Throughout the multiple rounds of revisions, certain aspects of the Attorney General Regulations have remained largely untouched. It is therefore reasonable to rely on the following provisions being consistently incorporated into the final version of the Regulations. Accordingly, those preparing for CCPA enforcement beginning July 1, might start by ensuring the following:

  • Any notice or privacy policy provided to consumers:
    • avoids legal jargon and technical language, and is instead prepared in plain, easy-to understand language (don’t just reproduce the statutory language for categories of data collected);
    • is prepared in a format that readable, taking into account the types of devices from which a reader may access (think mobile v. laptop or tablet);
    • is available in the languages consistent with the contracts, disclaimers, announcements, etc. that the company provides in the ordinary course of business;
    • is accessible to those with disabilities.
  • The business’ privacy policy should also generally outline the consumer’s right to know about information collected, disclosed, or sold; their right to request deletion, right to opt out of the sale of personal information, and right to non-discrimination; it should include contact information for questions or concerns, and the date last modified.

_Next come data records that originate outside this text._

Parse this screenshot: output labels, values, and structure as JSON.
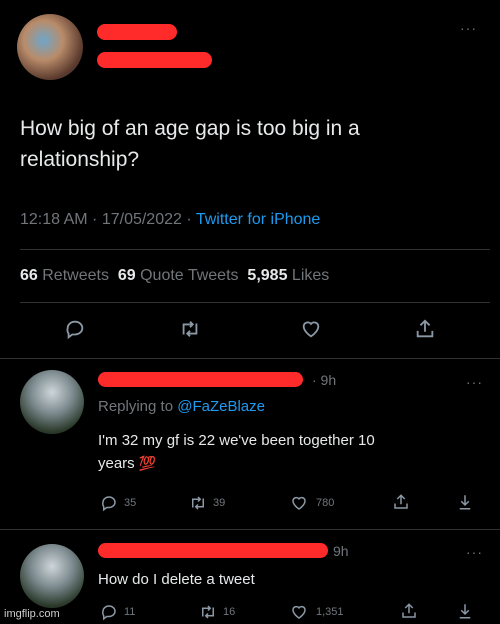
{
  "main_tweet": {
    "text": "How big of an age gap is too big in a relationship?",
    "time": "12:18 AM · 17/05/2022 · ",
    "source": "Twitter for iPhone",
    "stats": {
      "retweets_count": "66",
      "retweets_label": "Retweets",
      "quote_count": "69",
      "quote_label": "Quote Tweets",
      "likes_count": "5,985",
      "likes_label": "Likes"
    }
  },
  "replies": [
    {
      "age": "· 9h",
      "replying_label": "Replying to ",
      "replying_handle": "@FaZeBlaze",
      "text_line1": "I'm 32 my gf is 22 we've been together 10",
      "text_line2": "years",
      "emoji": "💯",
      "counts": {
        "reply": "35",
        "retweet": "39",
        "like": "780"
      }
    },
    {
      "age": "9h",
      "text": "How do I delete a tweet",
      "counts": {
        "reply": "11",
        "retweet": "16",
        "like": "1,351"
      }
    }
  ],
  "watermark": "imgflip.com",
  "colors": {
    "background": "#000000",
    "link": "#1d9bf0",
    "redaction": "#ff2b2b",
    "muted": "#71767b"
  }
}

Specific Process Requirements

With all the notice requirements come requirements to have processes and procedures in place to actually fulfill the obligations set out in the notices. To that end, the CCPA regulations have been consistent across all three drafts with the need for the following:

  • The business’ privacy policy is conspicuously posted on its website, or otherwise obviously available to consumers;
  • California consumer personal information is not utilized beyond the means initially disclosed at collection;
  • Collection does not happen unless a consumer has been notified;
  • No additional consumer information is collected or used beyond the disclosures at collection, without first notifying the consumer (and the notice has to include all those other notice provisions noted above);
  • Mechanisms for handling consumer requests are in place:
    • Consumers are provided with two or more methods for submitting requests to delete and opt out;
    • Businesses should consider their usual forms of contact with consumers to determine the appropriate mechanism for submitting such requests;
    • Businesses should develop a workflow to ensure requests are acknowledged within 10 business days, and responded to within 45 calendar days;
    • Businesses should ensure that they’re able to verify consumer identity open receipt of a request to know or delete;
    • Development of a two step-process for requests to opt into the sale of personal information.
  • Appropriate training is performed so employees or contractors handling consumer personal information understand the requirements of the CCPA and Regulations;
  • Record retention schedules and policies are updated to account for consumer records requests; and
  • The business has reasonable security measures in place to transmit personal information.

What we Aren’t Sure About

While we do have some insight as to the content of the final regulations, we still have to note that a number of important elements are not yet stable. The components of notice at collection seem to be slightly in flux. Where each notice might be presented (can you combine notices?) is also unclear. The Opt-Out Right also seems to be changing. This is mostly a function of what defines a “sale” and whether there will be exceptions to the currently absolute Opt-Out Right. The same is the case with the notice requirement around financial incentives (but components of this notice haven’t changed too much). Finally, the handling of requests to know/delete seem to be changing as well.


Following two rounds of revisions, we more than ever have an understanding of what will be required of businesses under the CCPA Regulations.  Various requirements and components of notice and the handling of consumer requests have remained largely unchanged, thus making those elements a reliable place to start in terms of CCPA compliance.  Attorney General Becerra has no intention at this time to defer the July 1, 2020 enforcement date, so time is of the essence for currently non-compliant businesses.